In many cases as part of natural language processing, we need to perform text translation to apply some libraries that are common in English but are not available in other languages. This is the case for example of the sentiment analysis of tweets in Spanish using the classic Vader and TextBlob libraries in Python. In both cases, it´s necessary to pass the texts to English before apply the sentimental analysis and obtain the polarity of the feeling.
In most cases, it´s enough to translate into the desired language (in this case English) using the Basic Editing Cloud Translation API in Python and apply it to Vaden sentiment analysis. In the case of TextBlob, an internal translation can be done through the function “.translate(to=’en’)” that allows the translation to be performed at an intermediate point but that in the background uses the Google Cloud Translation API as well.

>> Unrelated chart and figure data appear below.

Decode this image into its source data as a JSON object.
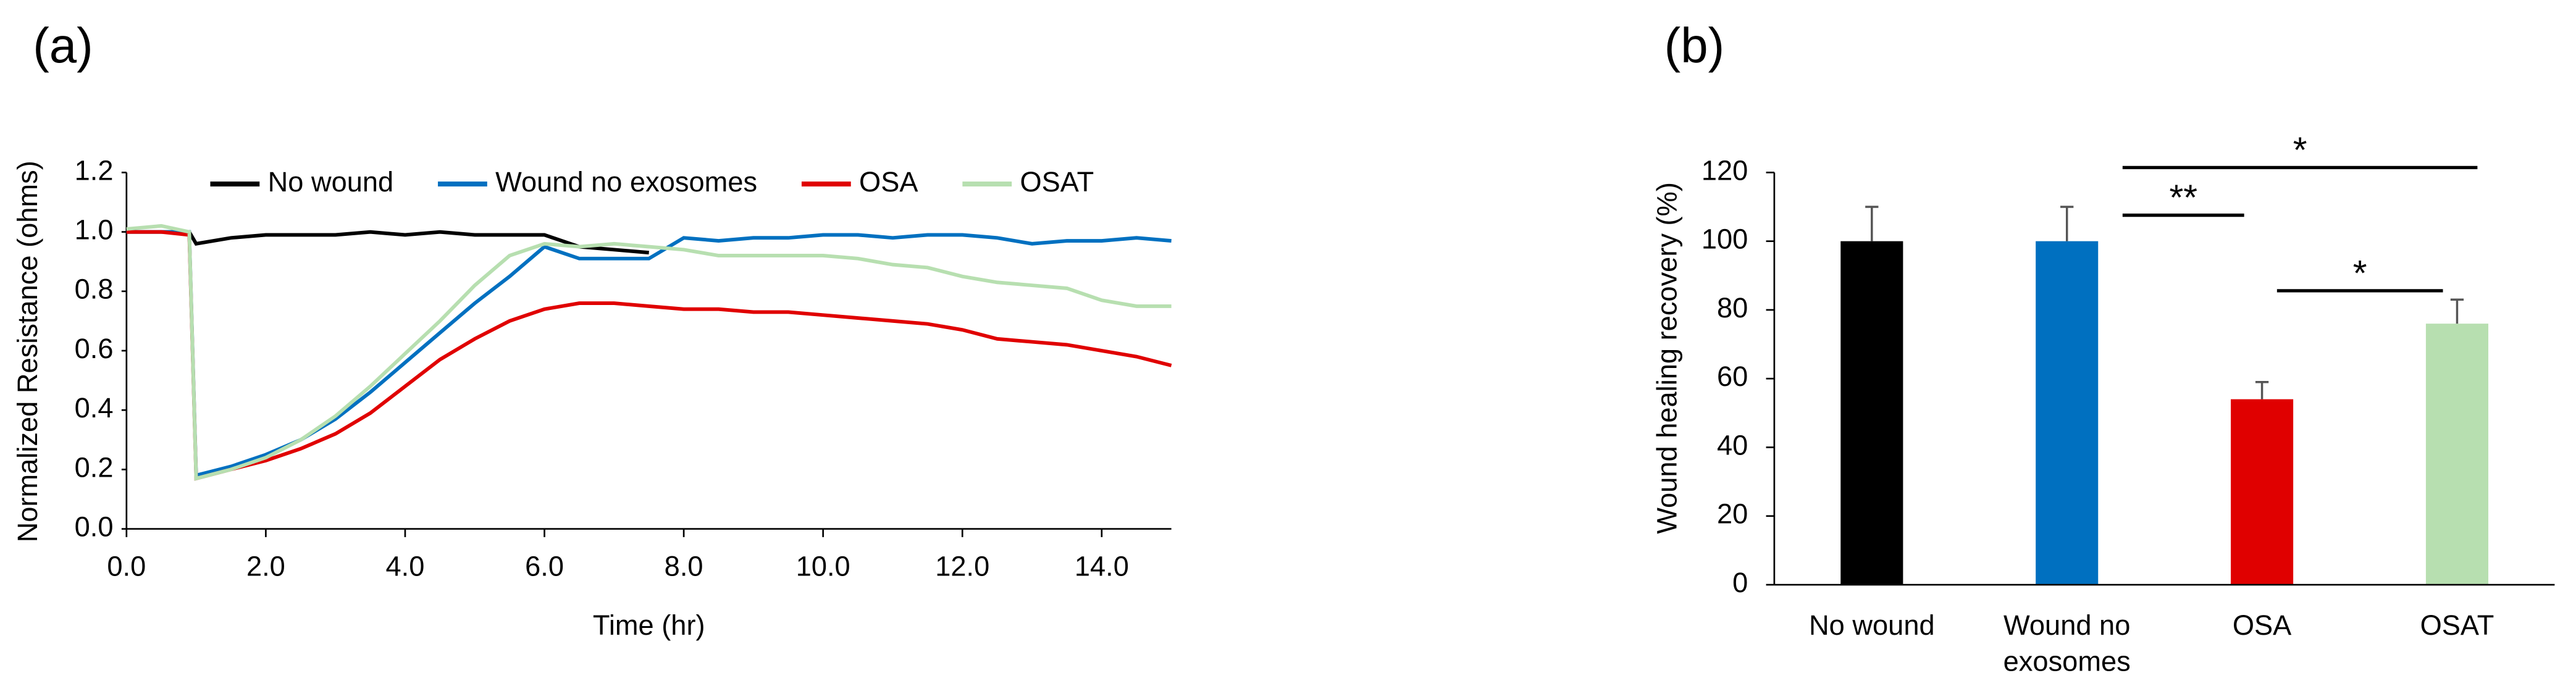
{
  "chart_data": [
    {
      "type": "line",
      "panel_label": "(a)",
      "x_label": "Time (hr)",
      "y_label": "Normalized Resistance (ohms)",
      "x": [
        0,
        0.5,
        0.9,
        1.0,
        1.5,
        2.0,
        2.5,
        3.0,
        3.5,
        4.0,
        4.5,
        5.0,
        5.5,
        6.0,
        6.5,
        7.0,
        7.5,
        8.0,
        8.5,
        9.0,
        9.5,
        10.0,
        10.5,
        11.0,
        11.5,
        12.0,
        12.5,
        13.0,
        13.5,
        14.0,
        14.5,
        15.0
      ],
      "xlim": [
        0,
        15
      ],
      "xticks": [
        {
          "value": 0,
          "label": "0.0"
        },
        {
          "value": 2,
          "label": "2.0"
        },
        {
          "value": 4,
          "label": "4.0"
        },
        {
          "value": 6,
          "label": "6.0"
        },
        {
          "value": 8,
          "label": "8.0"
        },
        {
          "value": 10,
          "label": "10.0"
        },
        {
          "value": 12,
          "label": "12.0"
        },
        {
          "value": 14,
          "label": "14.0"
        }
      ],
      "ylim": [
        0,
        1.2
      ],
      "yticks": [
        {
          "value": 0,
          "label": "0.0"
        },
        {
          "value": 0.2,
          "label": "0.2"
        },
        {
          "value": 0.4,
          "label": "0.4"
        },
        {
          "value": 0.6,
          "label": "0.6"
        },
        {
          "value": 0.8,
          "label": "0.8"
        },
        {
          "value": 1.0,
          "label": "1.0"
        },
        {
          "value": 1.2,
          "label": "1.2"
        }
      ],
      "series": [
        {
          "name": "No wound",
          "color": "#000000",
          "values": [
            1.0,
            1.0,
            1.0,
            0.96,
            0.98,
            0.99,
            0.99,
            0.99,
            1.0,
            0.99,
            1.0,
            0.99,
            0.99,
            0.99,
            0.95,
            0.94,
            0.93,
            null,
            null,
            null,
            null,
            null,
            null,
            null,
            null,
            null,
            null,
            null,
            null,
            null,
            null,
            null
          ]
        },
        {
          "name": "Wound no exosomes",
          "color": "#0070c0",
          "values": [
            1.0,
            1.0,
            1.0,
            0.18,
            0.21,
            0.25,
            0.3,
            0.37,
            0.46,
            0.56,
            0.66,
            0.76,
            0.85,
            0.95,
            0.91,
            0.91,
            0.91,
            0.98,
            0.97,
            0.98,
            0.98,
            0.99,
            0.99,
            0.98,
            0.99,
            0.99,
            0.98,
            0.96,
            0.97,
            0.97,
            0.98,
            0.97
          ]
        },
        {
          "name": "OSA",
          "color": "#e00000",
          "values": [
            1.0,
            1.0,
            0.99,
            0.17,
            0.2,
            0.23,
            0.27,
            0.32,
            0.39,
            0.48,
            0.57,
            0.64,
            0.7,
            0.74,
            0.76,
            0.76,
            0.75,
            0.74,
            0.74,
            0.73,
            0.73,
            0.72,
            0.71,
            0.7,
            0.69,
            0.67,
            0.64,
            0.63,
            0.62,
            0.6,
            0.58,
            0.55
          ]
        },
        {
          "name": "OSAT",
          "color": "#b7dfb0",
          "values": [
            1.01,
            1.02,
            1.0,
            0.17,
            0.2,
            0.24,
            0.3,
            0.38,
            0.48,
            0.59,
            0.7,
            0.82,
            0.92,
            0.96,
            0.95,
            0.96,
            0.95,
            0.94,
            0.92,
            0.92,
            0.92,
            0.92,
            0.91,
            0.89,
            0.88,
            0.85,
            0.83,
            0.82,
            0.81,
            0.77,
            0.75,
            0.75
          ]
        }
      ]
    },
    {
      "type": "bar",
      "panel_label": "(b)",
      "y_label": "Wound healing recovery (%)",
      "categories": [
        "No wound",
        "Wound no exosomes",
        "OSA",
        "OSAT"
      ],
      "values": [
        100,
        100,
        54,
        76
      ],
      "errors": [
        10,
        10,
        5,
        7
      ],
      "colors": [
        "#000000",
        "#0070c0",
        "#e00000",
        "#b7dfb0"
      ],
      "ylim": [
        0,
        120
      ],
      "yticks": [
        0,
        20,
        40,
        60,
        80,
        100,
        120
      ],
      "annotations": [
        {
          "text": "*"
        },
        {
          "text": "**"
        },
        {
          "text": "*"
        }
      ]
    }
  ]
}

But when we develop analysis on bigger rows dataset, the Google Cloud Translation API introduces a limit of characters to be translated for free (including spaces) that is around 30,000 characters per day which would limit us to an analysis of for example 107 tweets a day. This means that when we tried to analyze a dataset of 10,000 or 20,000 tweets, it would take more than 100 days to analyze the entire dataset….impossible to address with this strategy!! We need to perform this intermediate translation with other alternatives for Open Source projects that don´t have these limitations. In this context, the Yandex Translation API emerges as an alternative whereas the only limitation is the translation of maximum 10,000 characters or 10kb of the text size on each connection… more than enough to be able to translate a tweet into each of those connections.